Pattern matching

From MorphOS Library

Revision as of 11:25, 15 December 2009 by ASiegel (talk | contribs)

Introduction

String pattern matching is comparing a text string with a pattern. The pattern uses specific notation to specify matching criteria. A very simple and well known form of pattern matching are the MS-DOS wildcard characters "?" and "*". The most common usage of pattern matching in computers is matching files for shell commands. Of course, MorphOS uses pattern matching in its shell, but it is also used in file requesters. Many applications use pattern matching to filter information presented.
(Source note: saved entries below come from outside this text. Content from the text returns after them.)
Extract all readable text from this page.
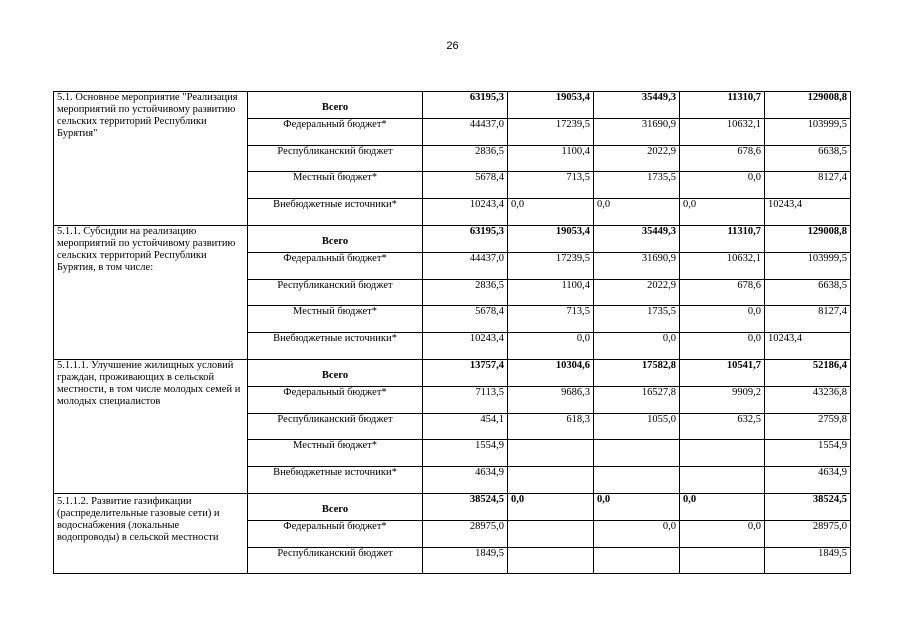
26
5.1. Основное мероприятие "Реализация мероприятий по устойчивому развитию сельских территорий Республики Бурятия"	Всего	63195,3	19053,4	35449,3	11310,7	129008,8
	Федеральный бюджет*	44437,0	17239,5	31690,9	10632,1	103999,5
	Республиканский бюджет	2836,5	1100,4	2022,9	678,6	6638,5
	Местный бюджет*	5678,4	713,5	1735,5	0,0	8127,4
	Внебюджетные источники*	10243,4	0,0	0,0	0,0	10243,4
5.1.1. Субсидии на реализацию мероприятий по устойчивому развитию сельских территорий Республики Бурятия, в том числе:	Всего	63195,3	19053,4	35449,3	11310,7	129008,8
	Федеральный бюджет*	44437,0	17239,5	31690,9	10632,1	103999,5
	Республиканский бюджет	2836,5	1100,4	2022,9	678,6	6638,5
	Местный бюджет*	5678,4	713,5	1735,5	0,0	8127,4
	Внебюджетные источники*	10243,4	0,0	0,0	0,0	10243,4
5.1.1.1. Улучшение жилищных условий граждан, проживающих в сельской местности, в том числе молодых семей и молодых специалистов	Всего	13757,4	10304,6	17582,8	10541,7	52186,4
	Федеральный бюджет*	7113,5	9686,3	16527,8	9909,2	43236,8
	Республиканский бюджет	454,1	618,3	1055,0	632,5	2759,8
	Местный бюджет*	1554,9				1554,9
	Внебюджетные источники*	4634,9				4634,9
5.1.1.2. Развитие газификации (распределительные газовые сети) и водоснабжения (локальные водопроводы) в сельской местности	Всего	38524,5	0,0	0,0	0,0	38524,5
	Федеральный бюджет*	28975,0		0,0	0,0	28975,0
	Республиканский бюджет	1849,5				1849,5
For example, Snoopium and MediaLogger match names of logged processes against user-specified patterns.

MorphOS uses its own pattern notation, inherited from Amiga OS. While not as powerful as Unix regular expressions, it is easier to read and understand. On the other hand, MorphOS pattern matching is more flexible than wildcard characters. Here is an example:

delete "the #? - #?come#?.(mp3|aiff|wav)"
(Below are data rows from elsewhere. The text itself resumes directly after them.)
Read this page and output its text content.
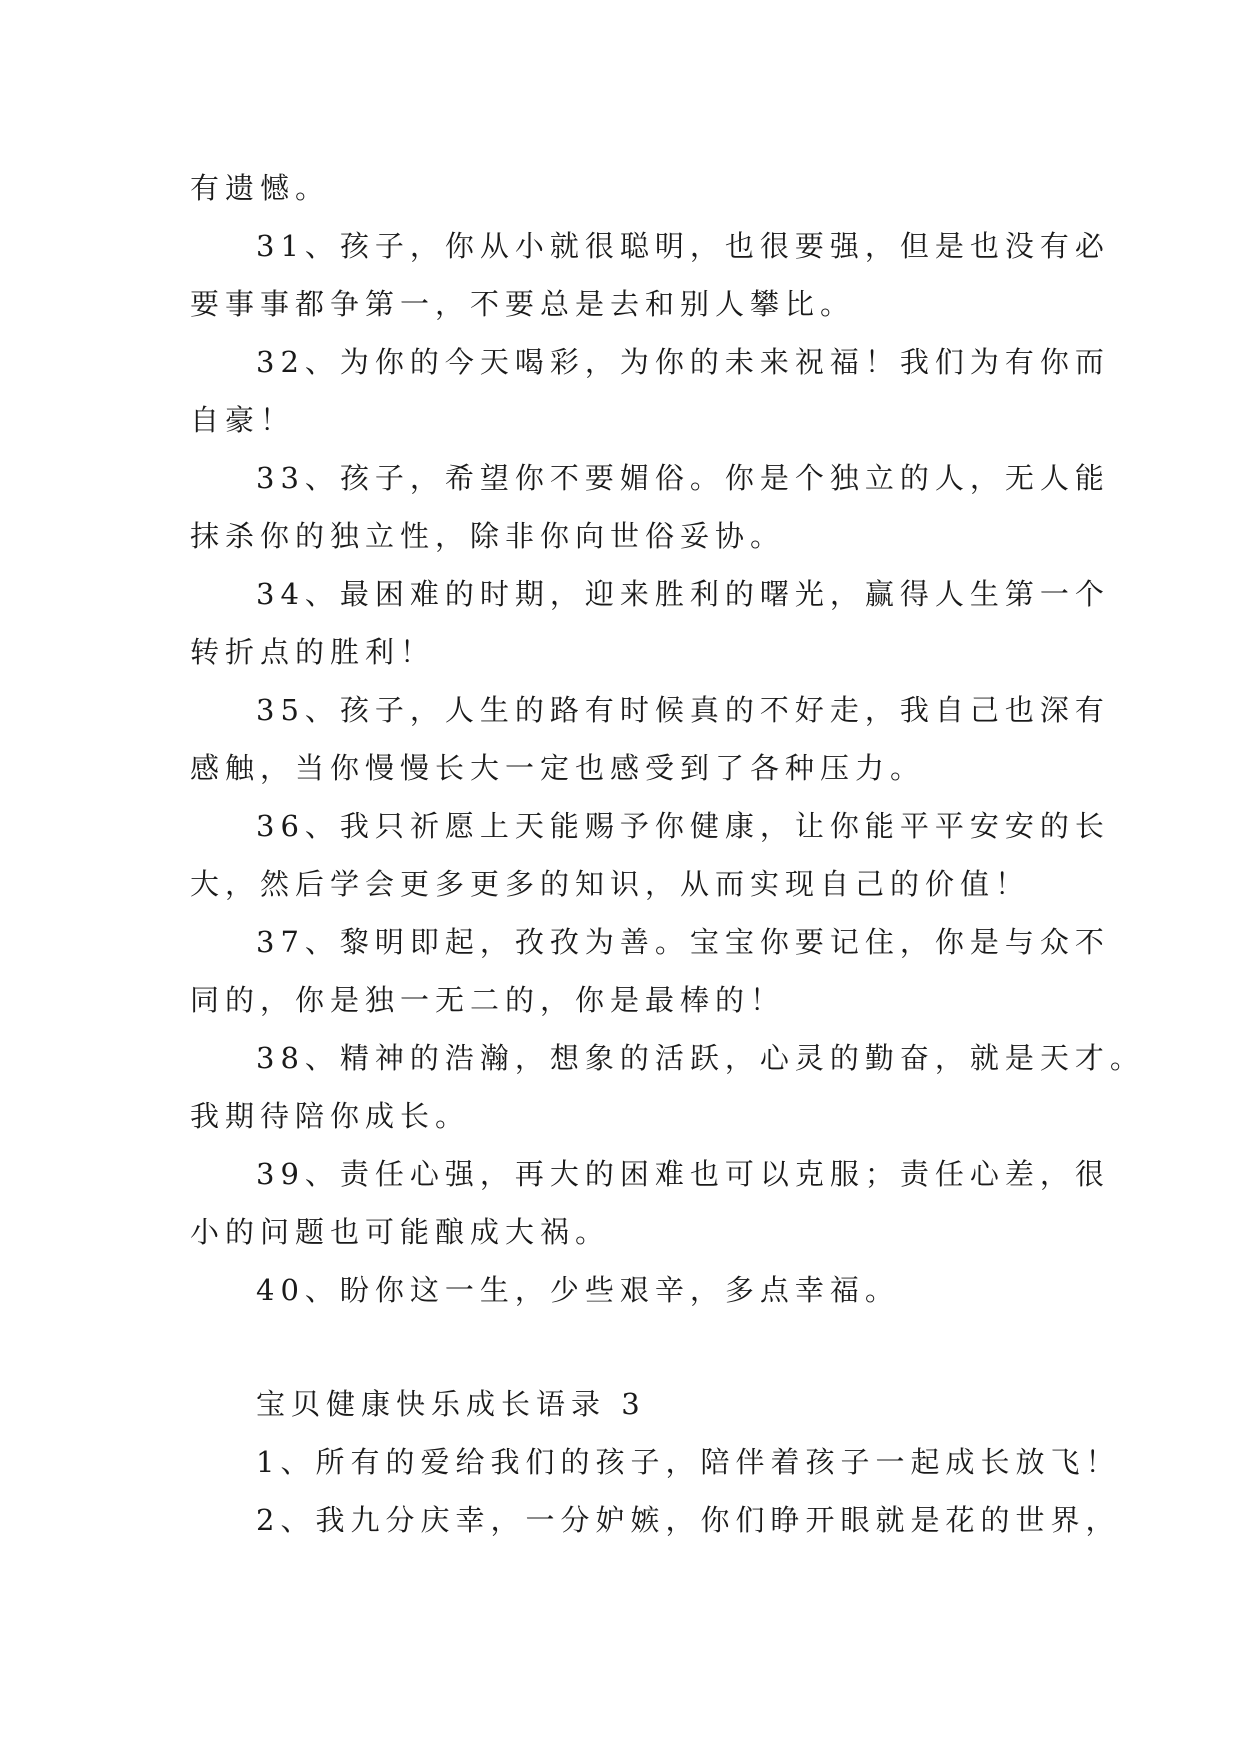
有遗憾。

31、孩子，你从小就很聪明，也很要强，但是也没有必

要事事都争第一，不要总是去和别人攀比。

32、为你的今天喝彩，为你的未来祝福！我们为有你而

自豪！

33、孩子，希望你不要媚俗。你是个独立的人，无人能

抹杀你的独立性，除非你向世俗妥协。

34、最困难的时期，迎来胜利的曙光，赢得人生第一个

转折点的胜利！

35、孩子，人生的路有时候真的不好走，我自己也深有

感触，当你慢慢长大一定也感受到了各种压力。

36、我只祈愿上天能赐予你健康，让你能平平安安的长

大，然后学会更多更多的知识，从而实现自己的价值！

37、黎明即起，孜孜为善。宝宝你要记住，你是与众不

同的，你是独一无二的，你是最棒的！

38、精神的浩瀚，想象的活跃，心灵的勤奋，就是天才。

我期待陪你成长。

39、责任心强，再大的困难也可以克服；责任心差，很

小的问题也可能酿成大祸。

40、盼你这一生，少些艰辛，多点幸福。

宝贝健康快乐成长语录 3

1、所有的爱给我们的孩子，陪伴着孩子一起成长放飞！

2、我九分庆幸，一分妒嫉，你们睁开眼就是花的世界，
This command will delete all files with "mp3", "aiff" or "wav" extension, starting with "the" as a single word and having the string "come" (as a word or part of a word) anywhere after a hyphen surrounded by spaces. While this example may look complicated on first sight, it shows the power of MorphOS pattern matching. It will be clean and understandable after reading the following description of MorphOS pattern notation. For now, let's state that the whole pattern has been double-quoted only because it has spaces inside.

Notation

  • "?" (question mark) - matches one and exactly one character. For example "????" matches all 4-letter strings. "t??" matches all three-letter strings starting with "t".
  • "#" (hash) - this is a repetition operator. Matches expression standing on the right side, repeated zero or more times. For example, "#a" matches any number of letters "a", but also matches an empty string. To match at least one "a", the pattern should be denoted as "a#a". A very common pattern "#?" matches any string, so delete #? is an equivalent to unix rm *.
  • "()" (parentheses) - used for changing priority for other operators, as in math. For example "a#?a" matches any string starting and ending with "a", but "a#(?a)" matches any string in which every odd character is "a", and every even character is anything. More examples can be found below.
  • "|" (vertical bar) - means alternative. For example, "(a|b)#?" matches any string starting with "a" or "b". "#?(cat|dog)" matches any string ending with "cat" or with "dog". A typical example is matching a set of file extenstions like in the example in introduction. An even simpler example is this: "#?.(txt|doc|rtf)" matches names ended with any of three document extensions.
  • "~" (tilde) - means negation, may be read as an "all except of" expression standing on the right. For example "~a#?" matches all strings not starting with "a". Similarly "~(foo)#?" matches all strings not starting with "foo". Note the usage of parentheses, without them "~foo#? will match all strings not starting with "f", but having "o" as the second and the third character.

Examples

???#? matches all strings having at least three characters.

#(0|1|2|3|4|5|6|7|8|9) matches only numbers.